In these scenarios, the experimental activity may no longer simply be “implementing a RAG pipeline”, but rather investigating unresolved technical questions relating to inference orchestration, retrieval architecture, or system reliability.
For Type 5, in addition to the problems posed above, the fact that one is using an existing tool:
a) as it is meant to be used, and
b) for its intended purpose,
adds another layer of complexity in determining whether there is new knowledge and whether the outcome is known from the outset.
This results in several fundamental questions:
- Is creating new prompts to an existing LLM a valid form of new knowledge or is it simply using or adapting an existing capability to solve a problem? “When assessing whether there is an unknown outcome, you need to consider whether an existing… capability can be adapted to solve a problem” (Department of Industry, Science and Resources, Software-related Activities and the R&D Tax Incentive (May 2024)).
- Is optimising prompts (‘prompt engineering’) essentially just testing the efficiency of algorithms that are already known to work? “There are routine testing steps in software development projects that are frequently incorrectly claimed as core R&D activities: … • Testing the efficiency of different algorithms that are already known to work” (Taxpayer Alert TA 2017/5).
- Is the activity fundamentally directed toward resolving a technical uncertainty, or is it directed toward improving a commercial or functional outcome such as user experience, response quality, or workflow efficiency?
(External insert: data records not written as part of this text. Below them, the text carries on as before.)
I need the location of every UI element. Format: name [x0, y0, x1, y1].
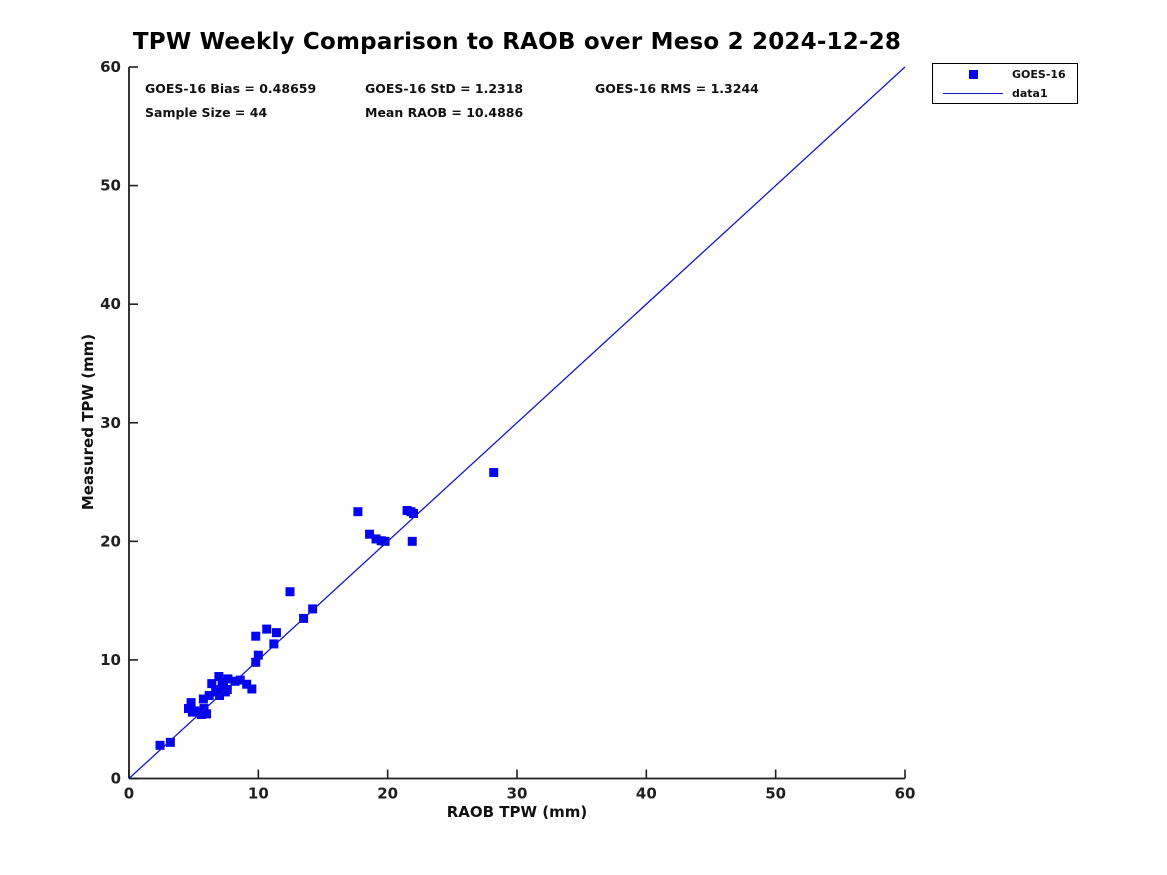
stat-bias: GOES-16 Bias = 0.48659: [145, 81, 317, 96]
legend-swatch-area: [943, 69, 1003, 79]
x-tick-label: 20: [377, 785, 398, 803]
scatter-point: [247, 684, 257, 694]
scatter-point: [489, 468, 499, 478]
stat-std: GOES-16 StD = 1.2318: [365, 81, 524, 96]
scatter-point: [214, 672, 224, 682]
scatter-point: [365, 529, 375, 539]
scatter-point: [285, 587, 295, 597]
scatter-point: [186, 698, 196, 708]
scatter-point: [207, 679, 217, 689]
y-axis-label: Measured TPW (mm): [79, 333, 97, 511]
y-tick-label: 20: [100, 532, 121, 550]
scatter-point: [251, 631, 261, 641]
scatter-point: [218, 680, 228, 690]
chart-title: TPW Weekly Comparison to RAOB over Meso …: [132, 29, 902, 55]
scatter-point: [269, 639, 279, 649]
scatter-point: [409, 508, 419, 518]
scatter-point: [371, 534, 381, 544]
identity-line: [128, 66, 906, 779]
scatter-point: [223, 674, 233, 684]
legend-entry-data1: data1: [933, 84, 1077, 102]
x-tick-label: 30: [507, 785, 528, 803]
scatter-point: [155, 740, 165, 750]
scatter-point: [353, 507, 363, 517]
stat-sample-size: Sample Size = 44: [145, 105, 268, 120]
scatter-point: [271, 628, 281, 638]
legend-label: GOES-16: [1012, 67, 1066, 81]
scatter-point: [407, 536, 417, 546]
legend-entry-goes16: GOES-16: [933, 65, 1077, 83]
stat-mean-raob: Mean RAOB = 10.4886: [365, 105, 524, 120]
scatter-point: [202, 709, 212, 719]
y-tick-label: 10: [100, 651, 121, 669]
legend-box: GOES-16 data1: [932, 63, 1078, 104]
square-marker-icon: [968, 69, 978, 79]
scatter-point: [262, 624, 272, 634]
y-tick-label: 50: [100, 177, 121, 195]
y-tick-label: 30: [100, 414, 121, 432]
x-tick-label: 0: [124, 785, 134, 803]
scatter-point: [204, 690, 214, 700]
scatter-point: [198, 694, 208, 704]
x-tick-label: 40: [636, 785, 657, 803]
scatter-point: [380, 536, 390, 546]
scatter-point: [308, 604, 318, 614]
scatter-point: [235, 675, 245, 685]
scatter-point: [242, 679, 252, 689]
x-tick-label: 10: [248, 785, 269, 803]
line-swatch-icon: [943, 92, 1003, 94]
legend-label: data1: [1012, 86, 1048, 100]
scatter-point: [190, 706, 200, 716]
scatter-point: [222, 685, 232, 695]
x-axis-label: RAOB TPW (mm): [446, 803, 588, 821]
y-tick-label: 40: [100, 295, 121, 313]
scatter-point: [199, 704, 209, 714]
legend-swatch-area: [943, 92, 1003, 94]
scatter-point: [253, 650, 263, 660]
x-tick-label: 50: [765, 785, 786, 803]
scatter-point: [196, 709, 206, 719]
y-tick-label: 0: [111, 770, 121, 788]
x-tick-label: 60: [895, 785, 916, 803]
y-tick-label: 60: [100, 58, 121, 76]
scatter-point: [214, 685, 224, 695]
stat-rms: GOES-16 RMS = 1.3244: [595, 81, 759, 96]
scatter-point: [165, 737, 175, 747]
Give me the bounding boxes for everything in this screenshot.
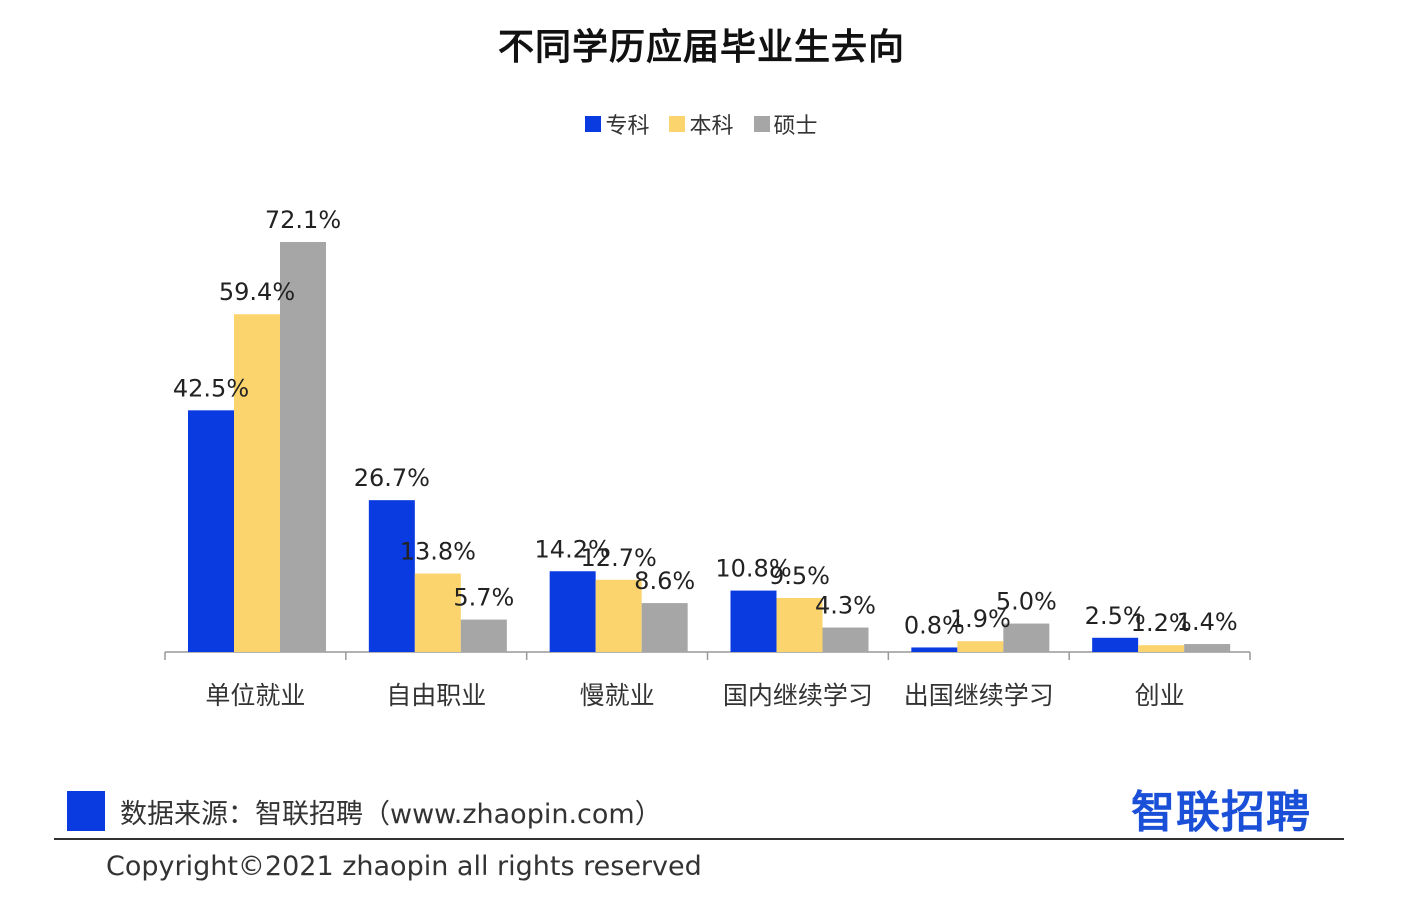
legend-item-shuoshi: 硕士 [753,108,818,140]
chart-legend: 专科 本科 硕士 [0,108,1403,140]
bar-benke [1138,645,1185,652]
chart-title: 不同学历应届毕业生去向 [497,27,905,68]
bar-shuoshi [460,619,507,652]
legend-label-benke: 本科 [689,114,734,139]
data-label: 72.1% [265,206,341,234]
bar-zhuanke [1092,637,1139,652]
bar-zhuanke [911,647,958,652]
legend-item-zhuanke: 专科 [585,108,649,140]
data-label: 8.6% [634,567,695,595]
bar-shuoshi [280,242,326,652]
bar-zhuanke [549,571,596,652]
data-label: 1.4% [1177,608,1238,636]
footer-source-text: 数据来源：智联招聘（www.zhaopin.com） [120,799,662,830]
footer-divider [54,838,1344,840]
data-label: 9.5% [769,562,830,590]
footer-source-marker [67,791,105,831]
data-label: 59.4% [219,278,295,306]
legend-swatch-benke [669,116,686,132]
data-label: 13.8% [400,538,476,566]
data-label: 12.7% [581,544,657,572]
brand-logo: 智联招聘 [1131,787,1311,838]
bar-benke [234,314,280,652]
bar-benke [776,597,823,652]
data-label: 1.9% [950,605,1011,633]
x-tick-label: 创业 [1135,681,1185,710]
bar-zhuanke [730,590,777,652]
x-tick-label: 国内继续学习 [723,681,873,710]
bar-shuoshi [822,627,869,652]
copyright-text: Copyright©2021 zhaopin all rights reserv… [106,851,702,882]
bar-zhuanke [368,500,415,652]
data-label: 26.7% [354,464,430,492]
legend-label-zhuanke: 专科 [605,114,650,139]
bar-shuoshi [1184,644,1231,652]
x-tick-label: 单位就业 [205,681,305,710]
legend-label-shuoshi: 硕士 [773,114,818,139]
x-tick-label: 出国继续学习 [904,681,1054,710]
bar-benke [595,579,642,652]
data-label: 1.2% [1131,609,1192,637]
bar-benke [414,573,461,652]
data-label: 0.8% [904,611,965,639]
bar-shuoshi [641,603,688,652]
x-tick-label: 自由职业 [386,681,486,710]
data-label: 42.5% [173,374,249,402]
x-tick-label: 慢就业 [580,681,655,710]
legend-item-benke: 本科 [669,108,734,140]
bar-benke [957,641,1004,652]
data-label: 4.3% [815,592,876,620]
data-label: 5.7% [453,584,514,612]
bar-shuoshi [1003,623,1050,652]
data-label: 10.8% [715,555,791,583]
legend-swatch-zhuanke [585,116,602,132]
bar-zhuanke [188,410,234,652]
data-label: 2.5% [1085,602,1146,630]
legend-swatch-shuoshi [753,116,770,132]
data-label: 14.2% [535,535,611,563]
data-label: 5.0% [996,588,1057,616]
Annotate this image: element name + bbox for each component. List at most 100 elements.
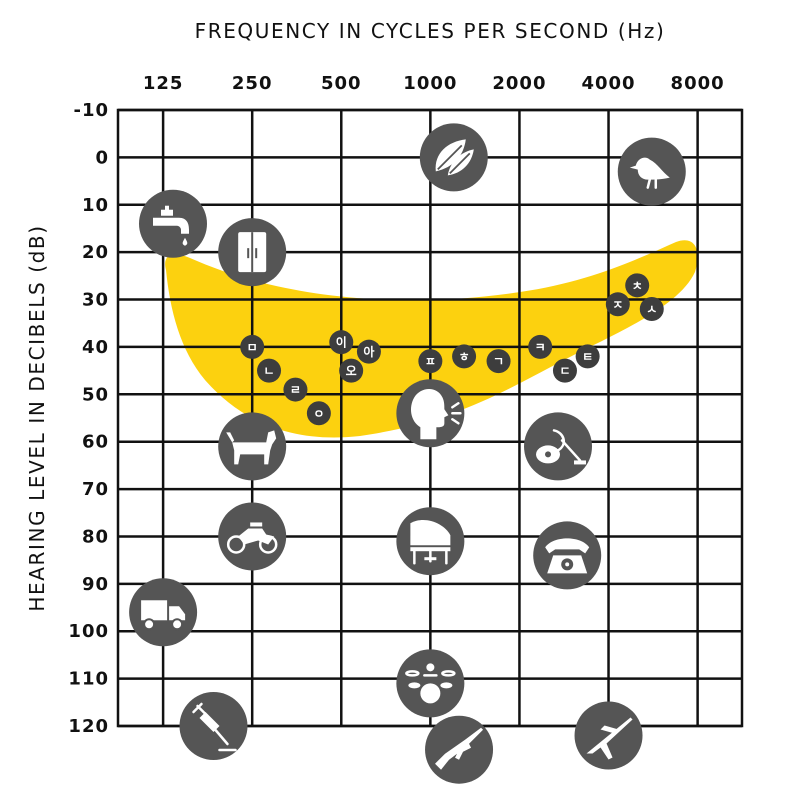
icon-badge — [524, 412, 593, 481]
phoneme-label: 이 — [336, 335, 347, 350]
phoneme-marker: ㅈ — [605, 292, 630, 317]
phoneme-label: 오 — [346, 364, 357, 378]
y-tick-label: 60 — [82, 432, 109, 453]
y-axis-title: HEARING LEVEL IN DECIBELS (dB) — [25, 224, 49, 611]
icon-glyph — [586, 717, 633, 760]
phoneme-label: ㅊ — [632, 279, 643, 293]
y-tick-label: 20 — [82, 242, 109, 263]
phoneme-label: ㄴ — [264, 364, 275, 378]
phoneme-dot — [528, 334, 553, 359]
phoneme-dot — [339, 358, 364, 383]
phoneme-dot — [329, 330, 354, 355]
phoneme-dot — [240, 334, 265, 359]
jackhammer-icon — [179, 692, 248, 760]
y-tick-label: 10 — [82, 195, 109, 216]
phoneme-label: ㅁ — [247, 340, 258, 354]
faucet-icon — [138, 189, 207, 258]
phoneme-marker: 이 — [329, 330, 354, 355]
x-tick-labels: 125 250 500 1000 2000 4000 8000 — [143, 73, 724, 94]
icon-glyph — [152, 205, 189, 246]
icon-glyph — [238, 232, 267, 273]
phoneme-dot — [575, 344, 600, 369]
leaves-icon — [419, 123, 488, 192]
y-tick-label: 50 — [82, 384, 109, 405]
phoneme-dot — [639, 297, 664, 322]
y-tick-label: 40 — [82, 337, 109, 358]
phoneme-label: ㅈ — [612, 298, 623, 312]
phoneme-marker: ㅁ — [240, 334, 265, 359]
icon-glyph — [226, 522, 278, 554]
phoneme-marker: 오 — [339, 358, 364, 383]
phoneme-dot — [356, 339, 381, 364]
icon-glyph — [192, 702, 237, 752]
phoneme-dot — [257, 358, 282, 383]
phoneme-dot — [605, 292, 630, 317]
dog-icon — [218, 412, 287, 481]
phoneme-marker: 아 — [356, 339, 381, 364]
y-tick-label: 80 — [82, 526, 109, 547]
icon-glyph — [410, 519, 451, 565]
y-tick-labels: -10 0 10 20 30 40 50 60 70 80 90 100 110 120 — [68, 100, 109, 737]
y-tick-label: -10 — [73, 100, 109, 121]
phoneme-marker: ㄹ — [283, 377, 308, 402]
phoneme-label: 아 — [363, 344, 374, 359]
x-tick-label: 1000 — [403, 73, 457, 94]
phoneme-label: ㄱ — [493, 355, 504, 369]
phoneme-dot — [283, 377, 308, 402]
y-tick-label: 30 — [82, 290, 109, 311]
sound-icons — [129, 123, 686, 784]
icon-glyph — [545, 538, 590, 574]
x-tick-label: 500 — [321, 73, 362, 94]
x-tick-label: 250 — [232, 73, 273, 94]
phoneme-marker: ㅎ — [452, 344, 477, 369]
phoneme-label: ㄷ — [559, 364, 570, 378]
icon-glyph — [629, 157, 670, 189]
phoneme-dot — [486, 349, 511, 374]
phoneme-dot — [625, 273, 650, 298]
plot-frame — [116, 108, 744, 728]
icon-glyph — [435, 139, 474, 176]
phoneme-marker: ㅇ — [306, 401, 331, 426]
phoneme-dot — [452, 344, 477, 369]
y-tick-label: 120 — [68, 716, 109, 737]
phoneme-label: ㅍ — [425, 355, 436, 369]
icon-glyph — [226, 430, 277, 465]
phoneme-marker: ㄴ — [257, 358, 282, 383]
phoneme-dot — [552, 358, 577, 383]
speaking-person-icon — [396, 379, 465, 448]
phoneme-label: ㅌ — [582, 350, 593, 364]
y-tick-label: 100 — [68, 621, 109, 642]
phoneme-marker: ㄷ — [552, 358, 577, 383]
x-tick-label: 125 — [143, 73, 184, 94]
phoneme-marker: ㅋ — [528, 334, 553, 359]
phoneme-marker: ㅅ — [639, 297, 664, 322]
icon-glyph — [141, 600, 186, 631]
phoneme-marker: ㅌ — [575, 344, 600, 369]
phoneme-dot — [306, 401, 331, 426]
icon-glyph — [435, 727, 484, 770]
phoneme-label: ㅇ — [313, 407, 324, 421]
phoneme-marker: ㅍ — [418, 349, 443, 374]
telephone-icon — [533, 521, 602, 590]
bird-icon — [617, 137, 686, 206]
phoneme-label: ㄹ — [290, 383, 301, 397]
y-tick-label: 110 — [68, 669, 109, 690]
y-tick-label: 90 — [82, 574, 109, 595]
phoneme-marker: ㄱ — [486, 349, 511, 374]
icon-glyph — [405, 663, 456, 704]
piano-icon — [396, 507, 465, 576]
phoneme-dot — [418, 349, 443, 374]
drum-kit-icon — [396, 649, 465, 718]
rifle-icon — [425, 715, 494, 784]
x-tick-label: 2000 — [492, 73, 546, 94]
y-tick-label: 0 — [95, 147, 109, 168]
airplane-icon — [574, 701, 643, 770]
phoneme-label: ㅅ — [646, 303, 657, 317]
icon-glyph — [536, 429, 587, 465]
x-tick-label: 4000 — [581, 73, 635, 94]
y-tick-label: 70 — [82, 479, 109, 500]
phoneme-label: ㅎ — [459, 350, 470, 364]
phoneme-label: ㅋ — [535, 340, 546, 354]
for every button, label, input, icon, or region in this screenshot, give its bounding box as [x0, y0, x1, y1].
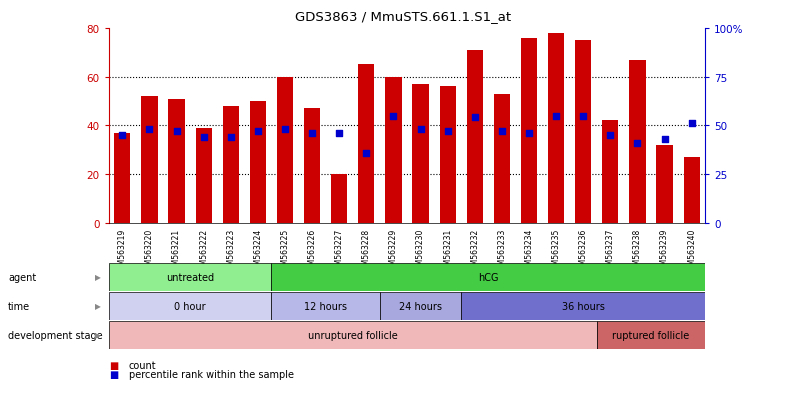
Point	[414, 126, 427, 133]
Bar	[596, 321, 705, 349]
Bar	[439, 87, 456, 223]
Point	[305, 131, 318, 137]
Text: count: count	[129, 360, 156, 370]
Bar	[656, 145, 673, 223]
Text: ruptured follicle: ruptured follicle	[613, 330, 690, 340]
Bar	[222, 107, 239, 223]
Point	[116, 132, 129, 139]
Bar	[272, 263, 705, 291]
Bar	[602, 121, 618, 223]
Bar	[683, 157, 700, 223]
Bar	[109, 321, 596, 349]
Bar	[109, 292, 272, 320]
Bar	[141, 97, 158, 223]
Text: 12 hours: 12 hours	[304, 301, 347, 311]
Text: percentile rank within the sample: percentile rank within the sample	[129, 369, 294, 379]
Text: ▶: ▶	[95, 330, 101, 339]
Point	[685, 121, 698, 127]
Bar	[272, 292, 380, 320]
Text: untreated: untreated	[166, 272, 214, 282]
Point	[333, 131, 346, 137]
Text: 24 hours: 24 hours	[399, 301, 442, 311]
Point	[522, 131, 535, 137]
Bar	[385, 77, 401, 223]
Bar	[109, 263, 272, 291]
Bar	[304, 109, 320, 223]
Text: agent: agent	[8, 272, 36, 282]
Text: ■: ■	[109, 360, 118, 370]
Point	[251, 128, 264, 135]
Text: ▶: ▶	[95, 273, 101, 282]
Point	[197, 134, 210, 141]
Text: hCG: hCG	[478, 272, 499, 282]
Bar	[380, 292, 461, 320]
Point	[224, 134, 237, 141]
Point	[550, 113, 563, 120]
Bar	[575, 41, 592, 223]
Point	[577, 113, 590, 120]
Point	[170, 128, 183, 135]
Point	[496, 128, 509, 135]
Text: development stage: development stage	[8, 330, 102, 340]
Point	[279, 126, 292, 133]
Text: unruptured follicle: unruptured follicle	[308, 330, 397, 340]
Point	[631, 140, 644, 147]
Bar	[494, 95, 510, 223]
Bar	[250, 102, 266, 223]
Bar	[196, 128, 212, 223]
Bar	[461, 292, 705, 320]
Bar	[168, 99, 185, 223]
Point	[468, 115, 481, 121]
Text: time: time	[8, 301, 30, 311]
Bar	[358, 65, 375, 223]
Point	[143, 126, 156, 133]
Text: 0 hour: 0 hour	[174, 301, 206, 311]
Text: 36 hours: 36 hours	[562, 301, 604, 311]
Point	[387, 113, 400, 120]
Bar	[548, 34, 564, 223]
Point	[441, 128, 454, 135]
Text: ■: ■	[109, 369, 118, 379]
Point	[659, 136, 671, 143]
Bar	[467, 51, 483, 223]
Bar	[331, 174, 347, 223]
Bar	[413, 85, 429, 223]
Bar	[521, 38, 537, 223]
Point	[360, 150, 373, 157]
Text: GDS3863 / MmuSTS.661.1.S1_at: GDS3863 / MmuSTS.661.1.S1_at	[295, 10, 511, 23]
Bar	[629, 60, 646, 223]
Bar	[114, 133, 131, 223]
Bar	[277, 77, 293, 223]
Text: ▶: ▶	[95, 301, 101, 311]
Point	[604, 132, 617, 139]
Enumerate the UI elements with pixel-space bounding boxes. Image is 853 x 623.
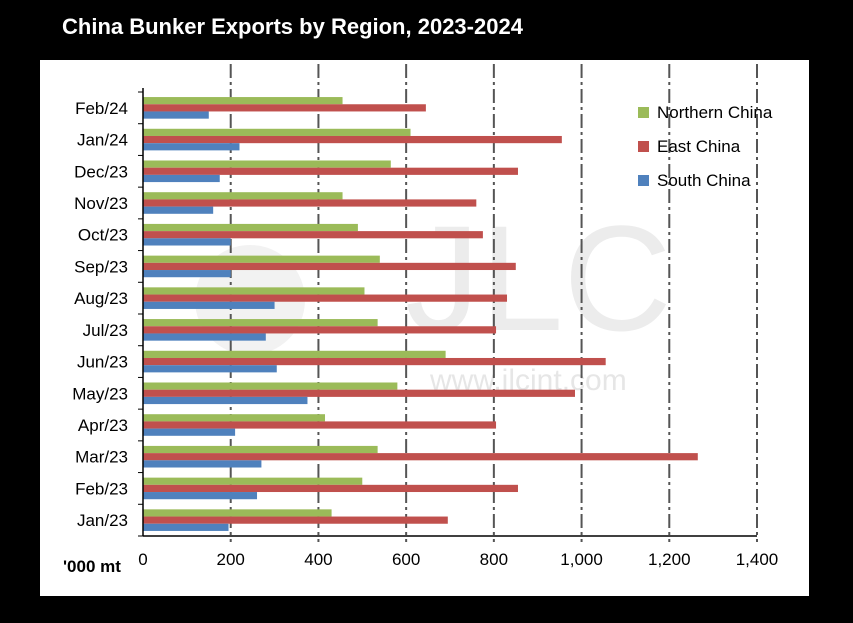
x-tick-label: 1,400 [736,550,779,569]
legend-label: South China [657,171,751,190]
bar [143,428,236,436]
y-tick-label: Mar/23 [75,448,128,467]
legend-swatch [638,107,649,118]
y-tick-label: Jan/23 [77,511,128,530]
bar [143,270,231,278]
bar [143,255,380,263]
tick-labels: 0 200 400 600 800 1,000 1,200 1,400 [138,550,778,569]
axes [138,88,757,537]
bar [143,97,343,105]
legend: Northern China East China South China [638,103,773,190]
bar [143,319,378,327]
bar [143,174,220,183]
y-tick-label: Nov/23 [74,194,128,213]
bar [143,326,497,334]
y-tick-label: Dec/23 [74,162,128,181]
y-tick-label: Sep/23 [74,257,128,276]
bar [143,421,497,429]
chart-title: China Bunker Exports by Region, 2023-202… [62,14,523,39]
bar [143,160,391,168]
y-tick-label: Feb/23 [75,479,128,498]
x-tick-label: 0 [138,550,147,569]
bar [143,414,326,422]
legend-swatch [638,141,649,152]
bar [143,262,516,271]
bars [143,97,698,531]
bar [143,231,483,239]
bar [143,350,446,358]
y-tick-label: Jun/23 [77,353,128,372]
bar [143,516,448,524]
bar [143,389,575,397]
x-tick-label: 200 [217,550,245,569]
bar [143,509,332,517]
bar [143,333,266,341]
bar [143,199,477,207]
bar [143,143,240,151]
bar [143,294,508,302]
bar [143,223,358,232]
bar [143,167,518,175]
x-tick-label: 1,200 [648,550,691,569]
legend-swatch [638,175,649,186]
bar [143,287,365,295]
y-tick-label: Jan/24 [77,131,128,150]
bar [143,460,262,468]
bar [143,111,209,119]
bar [143,238,231,246]
bar [143,445,378,454]
bar [143,453,698,461]
bar [143,104,426,112]
category-labels: Jan/23 Feb/23 Mar/23 Apr/23 May/23 Jun/23 Jul/… [72,99,128,530]
legend-label: East China [657,137,741,156]
x-tick-label: 1,000 [560,550,603,569]
legend-label: Northern China [657,103,773,122]
y-tick-label: Feb/24 [75,99,128,118]
bar [143,365,277,373]
y-tick-label: Oct/23 [78,226,128,245]
x-axis-unit-label: '000 mt [63,557,121,576]
x-tick-label: 400 [304,550,332,569]
watermark-logo-text: JLC [405,194,672,362]
bar [143,135,562,144]
bar [143,396,308,405]
bar [143,206,214,214]
bar [143,382,398,390]
y-tick-label: Apr/23 [78,416,128,435]
x-tick-label: 600 [392,550,420,569]
bar [143,128,411,136]
bar [143,492,258,500]
bar [143,357,606,366]
y-tick-label: Aug/23 [74,289,128,308]
bar [143,192,343,200]
bar [143,523,229,531]
bar [143,484,518,493]
x-tick-label: 800 [480,550,508,569]
y-tick-label: May/23 [72,384,128,403]
bar [143,301,275,309]
bar [143,477,363,485]
y-tick-label: Jul/23 [83,321,128,340]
In many cases, iterative prompt refinement may simply represent optimisation of an existing capability rather than the generation of new knowledge. However, in more advanced scenarios involving constrained reasoning frameworks, deterministic inference control, autonomous agent reliability, self-correction architectures, or multi-step orchestration systems, the activity may extend beyond simple prompt engineering into more complex experimental software or systems engineering.
As at the time of writing, many of these questions have not been directly addressed by published AAT/ARTA decisions. The rapid pace of AI development also means that the boundary between implementation and experimentation is likely to continue evolving.
Importantly, for AI-related claims, contemporaneous documentation remains critical. In practice, many AI projects involve rapid iteration, informal experimentation, changing datasets, evolving prompts, and continuously modified model configurations. Without sufficient records of hypotheses, technical uncertainties, experiment designs, failed attempts, evaluation metrics, datasets, hyperparameters, and conclusions, even genuinely experimental activities may become difficult to substantiate during review processes.
Given the complexities involved, before claiming LLM-based projects for the RDTI, it is critical to seek expert advice as to whether “the gap between existing knowledge and the hypothesis being investigated… [is] significant enough to require application of the scientific method.” (Body by Michael Pty Ltd v Industry Innovation and Science Australia, ARTA 44 (104) [24 January 2025]) in the context of the specific activities being undertaken.
Davi Kofsky is an Associate Director at Rimon Advisory. With degrees in Artificial Intelligence and Information Systems and over 10 years of RDTI experience, Davi brings a deep technical lens and expertise in modern technologies to the Rimon Advisory team.